Tous les peuples ont maintenant un besoin angoissant de paix extérieure, garantie et effective, pour pouvoir s’adonner à l’intérieur, avec sereine abnégation, à la tâche grandiose d’une reconstruction économique, sociale et culturelle, après laquelle soupire si anxieusement le sens humain et chrétien des peuples.
Les immenses bienfaits qu’une juste paix sociale doit apporter à toutes les classes de la société méritent bien les sacrifices – aujourd’hui non compris de tous, peut-être, mais salutaires et fructueux – qui sont la condition nécessaire de son établissement et de sa perfection progressive.

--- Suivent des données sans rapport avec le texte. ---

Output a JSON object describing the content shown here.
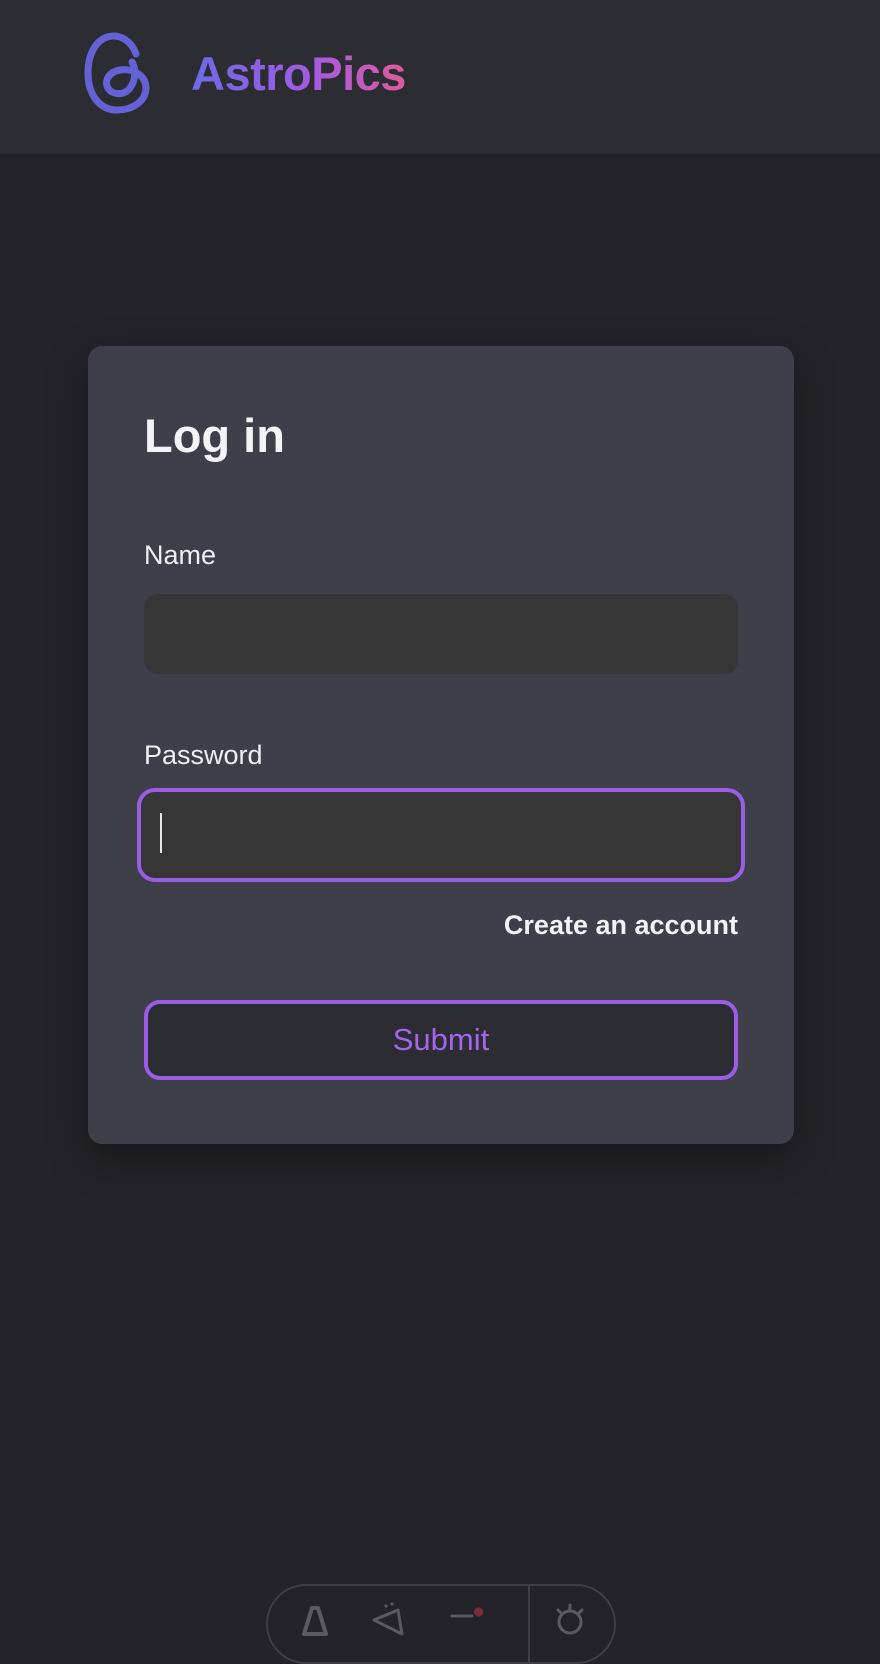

Précisément l’année dernière, au moment où l’on célébrait le quatrième centenaire de la capitale du Salvador, son épiscopat, à la lumière des principes proclamés par cette chaire apostolique, publia une déclaration sur la justice sociale et sur l’action en faveur des classes ouvrières, qui honore les évêques et tout le clergé de cette noble nation.
Pour Notre part Nous ne doutons pas que ces instructions des ministres du sanctuaire n’aient trouvé et ne continuent à trouver parmi les séculiers, l’écho qu’elles méritent et que Nos meilleurs fils et filles de cette nation ne soient disposés à les mettre en pratique d’un commun accord, conformément aux conditions et aux possibilités du pays.
À ce propos, il Nous plaît d’exprimer à Votre Excellence en cette solennelle occasion, comme au digne et expérimenté représentant de son peuple, Notre intime certitude que l’Église a une mission particulière à remplir dans le champs du progrès social, mission que tout État devrait même, pour l’intérêt de son peuple, non seulement tolérer sans réserves, mais encore favoriser consciemment.
Nous gardons l’espoir que cette bienheureuse concorde qui existe entre l’Église et cette nation si aimée de Notre cœur paternel, et que Votre Excellence représente, concorde voulue de Dieu d’ailleurs, et profitable à tous, se consolide et se développe heureusement, et que ici, sur le sol sacré de la Ville éternelle, il vous soit donné, Monsieur le ministre, de pouvoir préparer le chemin à cette confiance réciproque et toujours croissante ainsi qu’à ses effets bienfaisants.
Dans ces sentiments Nous invoquons la protection du Très-Haut sur M. le président de la République, sur le gouvernement, sur tout le peuple du Salvador et spécialement sur Votre Excellence à qui Nous présentons Nos félicitations et Nous donnons, avec l’expression de Notre particulière affection, Notre Bénédiction.
* Documents Pontificaux 1947, p.316-317.